Il pezzo inizia così: “E’ primavera: nell’Italia del Sud il sole splende, il cielo è blu, il clima è mite e l’aria profuma di fiori. Il cibo è buono, il vino costa poco, la gente è cordiale e la bellezza è dovunque. Ma dove sono i turisti?”. I turisti, spiego, non ci sono. Solo il 13% degli stranieri si spinge a sud di Roma. Siamo passati dal primo al quinto posto nella classifica delle destinazioni turistiche; non abbiamo, di fatto, un ministro del turismo; il portale Italia.it è stato un costoso, prevedibile disastro; l’Enit (Ente Nazionale Italiano Turismo) impiega la quasi totalità  dei fondi – 17 milioni su 18 – in stipendi e spese amministrative; la delega alle Regioni ha prodotto duplicazioni e sprechi, come la faraonica sede della Regione Campania a Manhattan (caritatevolmente chiusa nel 2009).

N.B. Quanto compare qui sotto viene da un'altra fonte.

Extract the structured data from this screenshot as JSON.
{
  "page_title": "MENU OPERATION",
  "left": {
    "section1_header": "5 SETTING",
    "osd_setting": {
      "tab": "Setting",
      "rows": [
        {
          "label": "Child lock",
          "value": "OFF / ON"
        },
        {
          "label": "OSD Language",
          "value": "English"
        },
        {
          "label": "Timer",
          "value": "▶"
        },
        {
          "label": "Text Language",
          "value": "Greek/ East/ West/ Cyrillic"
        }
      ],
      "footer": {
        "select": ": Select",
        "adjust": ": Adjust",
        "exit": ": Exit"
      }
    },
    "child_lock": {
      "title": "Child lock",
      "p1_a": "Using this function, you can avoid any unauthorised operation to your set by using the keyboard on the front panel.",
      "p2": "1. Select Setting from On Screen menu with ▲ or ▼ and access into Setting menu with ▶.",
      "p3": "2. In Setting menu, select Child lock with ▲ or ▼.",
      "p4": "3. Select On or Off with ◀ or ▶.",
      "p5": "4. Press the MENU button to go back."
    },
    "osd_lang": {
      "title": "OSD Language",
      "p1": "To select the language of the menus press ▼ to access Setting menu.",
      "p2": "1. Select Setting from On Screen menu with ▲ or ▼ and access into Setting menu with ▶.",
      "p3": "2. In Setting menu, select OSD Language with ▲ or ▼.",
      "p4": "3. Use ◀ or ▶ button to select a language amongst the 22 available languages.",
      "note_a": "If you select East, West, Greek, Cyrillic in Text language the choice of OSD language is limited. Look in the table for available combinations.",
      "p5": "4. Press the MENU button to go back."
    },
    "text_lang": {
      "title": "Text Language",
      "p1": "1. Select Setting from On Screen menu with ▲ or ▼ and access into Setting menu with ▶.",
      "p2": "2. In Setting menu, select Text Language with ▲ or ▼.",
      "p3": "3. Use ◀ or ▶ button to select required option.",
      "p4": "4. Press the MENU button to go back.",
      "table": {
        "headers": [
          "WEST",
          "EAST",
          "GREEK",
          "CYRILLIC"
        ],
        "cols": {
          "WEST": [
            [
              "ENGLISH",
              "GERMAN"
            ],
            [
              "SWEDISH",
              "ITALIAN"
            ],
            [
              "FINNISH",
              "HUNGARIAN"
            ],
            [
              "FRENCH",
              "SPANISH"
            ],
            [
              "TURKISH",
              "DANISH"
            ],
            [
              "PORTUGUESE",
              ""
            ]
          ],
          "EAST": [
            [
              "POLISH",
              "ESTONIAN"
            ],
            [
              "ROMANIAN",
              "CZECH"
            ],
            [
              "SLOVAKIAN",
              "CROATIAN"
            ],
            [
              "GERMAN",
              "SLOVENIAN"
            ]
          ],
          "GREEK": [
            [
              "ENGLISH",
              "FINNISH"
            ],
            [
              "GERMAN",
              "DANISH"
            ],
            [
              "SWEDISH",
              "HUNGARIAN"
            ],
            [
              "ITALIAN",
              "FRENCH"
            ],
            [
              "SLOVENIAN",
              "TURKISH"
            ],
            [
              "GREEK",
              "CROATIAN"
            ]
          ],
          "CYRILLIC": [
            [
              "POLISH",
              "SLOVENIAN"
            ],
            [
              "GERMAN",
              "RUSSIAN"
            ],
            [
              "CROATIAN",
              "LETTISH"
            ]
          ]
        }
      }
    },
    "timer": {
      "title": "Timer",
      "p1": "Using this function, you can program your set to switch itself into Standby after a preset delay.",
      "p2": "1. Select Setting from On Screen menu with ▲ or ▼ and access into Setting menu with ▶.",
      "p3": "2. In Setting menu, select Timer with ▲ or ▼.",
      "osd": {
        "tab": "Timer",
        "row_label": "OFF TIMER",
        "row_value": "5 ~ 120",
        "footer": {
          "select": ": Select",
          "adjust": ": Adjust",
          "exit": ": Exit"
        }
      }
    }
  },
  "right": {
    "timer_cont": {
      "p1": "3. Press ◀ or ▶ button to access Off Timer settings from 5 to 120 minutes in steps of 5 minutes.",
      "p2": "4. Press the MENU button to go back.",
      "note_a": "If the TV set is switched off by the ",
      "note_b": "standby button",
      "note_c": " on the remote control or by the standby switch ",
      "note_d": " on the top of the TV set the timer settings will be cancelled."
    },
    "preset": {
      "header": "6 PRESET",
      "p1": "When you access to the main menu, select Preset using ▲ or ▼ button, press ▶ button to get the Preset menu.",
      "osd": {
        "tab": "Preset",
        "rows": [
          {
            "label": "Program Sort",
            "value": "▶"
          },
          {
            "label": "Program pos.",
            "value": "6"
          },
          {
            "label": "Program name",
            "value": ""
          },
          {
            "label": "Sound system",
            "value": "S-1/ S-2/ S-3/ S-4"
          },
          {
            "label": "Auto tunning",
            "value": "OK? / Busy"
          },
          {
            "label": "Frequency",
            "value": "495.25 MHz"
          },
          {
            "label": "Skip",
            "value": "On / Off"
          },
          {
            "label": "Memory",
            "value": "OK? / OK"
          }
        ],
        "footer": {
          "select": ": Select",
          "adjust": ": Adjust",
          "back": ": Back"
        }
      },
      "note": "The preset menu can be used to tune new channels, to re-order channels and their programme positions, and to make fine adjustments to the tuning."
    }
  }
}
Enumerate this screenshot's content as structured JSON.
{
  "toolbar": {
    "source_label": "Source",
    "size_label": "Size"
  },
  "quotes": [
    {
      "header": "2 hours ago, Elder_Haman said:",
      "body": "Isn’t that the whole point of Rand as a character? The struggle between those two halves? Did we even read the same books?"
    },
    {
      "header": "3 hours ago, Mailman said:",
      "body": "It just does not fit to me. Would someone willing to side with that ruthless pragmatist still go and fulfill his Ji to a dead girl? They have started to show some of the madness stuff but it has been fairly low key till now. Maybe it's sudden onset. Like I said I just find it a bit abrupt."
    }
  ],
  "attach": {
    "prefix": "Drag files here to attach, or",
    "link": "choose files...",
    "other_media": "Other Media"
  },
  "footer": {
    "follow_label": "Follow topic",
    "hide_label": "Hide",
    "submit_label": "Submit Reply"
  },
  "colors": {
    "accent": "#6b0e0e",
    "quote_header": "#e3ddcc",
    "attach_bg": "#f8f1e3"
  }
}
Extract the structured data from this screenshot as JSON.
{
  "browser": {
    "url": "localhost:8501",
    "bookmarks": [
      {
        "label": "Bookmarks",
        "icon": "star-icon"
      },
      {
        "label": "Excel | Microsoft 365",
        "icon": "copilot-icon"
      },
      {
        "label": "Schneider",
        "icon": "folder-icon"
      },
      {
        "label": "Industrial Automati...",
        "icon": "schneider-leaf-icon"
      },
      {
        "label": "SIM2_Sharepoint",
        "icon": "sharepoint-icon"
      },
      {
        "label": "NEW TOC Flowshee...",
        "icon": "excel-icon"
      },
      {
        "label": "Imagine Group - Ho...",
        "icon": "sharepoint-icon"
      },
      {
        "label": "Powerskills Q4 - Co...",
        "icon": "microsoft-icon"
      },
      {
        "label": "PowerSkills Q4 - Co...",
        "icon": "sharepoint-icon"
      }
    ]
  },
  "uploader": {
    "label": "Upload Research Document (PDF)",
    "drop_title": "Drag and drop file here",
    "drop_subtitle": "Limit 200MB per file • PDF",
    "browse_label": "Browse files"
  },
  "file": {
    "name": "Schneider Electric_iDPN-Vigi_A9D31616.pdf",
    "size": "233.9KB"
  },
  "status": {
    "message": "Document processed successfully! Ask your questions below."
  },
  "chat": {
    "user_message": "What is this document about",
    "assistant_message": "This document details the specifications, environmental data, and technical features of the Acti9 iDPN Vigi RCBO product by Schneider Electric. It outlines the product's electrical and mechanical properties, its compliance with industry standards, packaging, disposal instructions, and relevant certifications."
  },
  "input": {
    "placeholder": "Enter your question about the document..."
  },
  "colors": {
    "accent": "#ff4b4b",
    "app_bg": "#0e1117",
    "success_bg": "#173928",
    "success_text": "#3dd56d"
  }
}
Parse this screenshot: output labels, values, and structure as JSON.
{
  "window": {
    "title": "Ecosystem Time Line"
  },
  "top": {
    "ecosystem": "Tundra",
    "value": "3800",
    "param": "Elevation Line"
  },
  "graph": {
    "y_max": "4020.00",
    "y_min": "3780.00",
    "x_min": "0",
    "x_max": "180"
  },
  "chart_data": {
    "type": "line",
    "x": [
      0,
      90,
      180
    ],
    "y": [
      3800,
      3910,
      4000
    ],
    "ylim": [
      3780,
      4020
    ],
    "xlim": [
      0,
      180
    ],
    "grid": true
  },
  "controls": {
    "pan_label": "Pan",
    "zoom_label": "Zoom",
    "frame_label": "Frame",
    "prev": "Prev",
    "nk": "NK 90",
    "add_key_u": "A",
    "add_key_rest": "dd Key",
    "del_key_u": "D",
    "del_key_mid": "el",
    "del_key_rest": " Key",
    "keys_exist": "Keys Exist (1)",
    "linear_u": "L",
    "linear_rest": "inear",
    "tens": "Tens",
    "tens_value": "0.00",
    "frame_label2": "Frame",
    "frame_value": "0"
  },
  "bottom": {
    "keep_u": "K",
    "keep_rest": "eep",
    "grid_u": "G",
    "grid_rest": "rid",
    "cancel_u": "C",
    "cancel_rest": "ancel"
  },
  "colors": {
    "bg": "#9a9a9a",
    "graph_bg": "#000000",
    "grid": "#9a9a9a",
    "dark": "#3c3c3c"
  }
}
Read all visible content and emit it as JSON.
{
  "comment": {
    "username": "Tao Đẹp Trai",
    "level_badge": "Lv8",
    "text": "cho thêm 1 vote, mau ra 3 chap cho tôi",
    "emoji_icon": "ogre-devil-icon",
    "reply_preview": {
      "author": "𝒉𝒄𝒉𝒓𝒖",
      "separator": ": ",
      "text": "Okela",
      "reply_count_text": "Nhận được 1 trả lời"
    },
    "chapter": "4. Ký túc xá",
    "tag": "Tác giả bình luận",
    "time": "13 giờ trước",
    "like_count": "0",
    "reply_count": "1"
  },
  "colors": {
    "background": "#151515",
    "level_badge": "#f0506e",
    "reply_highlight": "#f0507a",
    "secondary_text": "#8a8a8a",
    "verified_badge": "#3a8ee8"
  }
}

Devo andare avanti? In una settimana, nell’estate 2013, dagli aeroporti tedeschi sono partiti 223 voli per le Baleari e 17 per l’Italia meridionale. So che alcune regioni (la Puglia) fanno meglio di altre (la Calabria): ma i numeri e i  fatti sono quelli che ho riportato. Mi è spiaciuto che Nichi Vendola, in diretta tv (Ballarò, martedì), mi abbia fatto passare per un nemico del sud: perché davvero non lo sono. Non devo scrivere certe cose, altrimenti i turisti stranieri non arrivano? Errore: forse ne arriveranno di più. E chissà che qualcuno, al governo e dintorni, decida di occuparsi della questione, invece di scattare selfie alle fiere del turismo.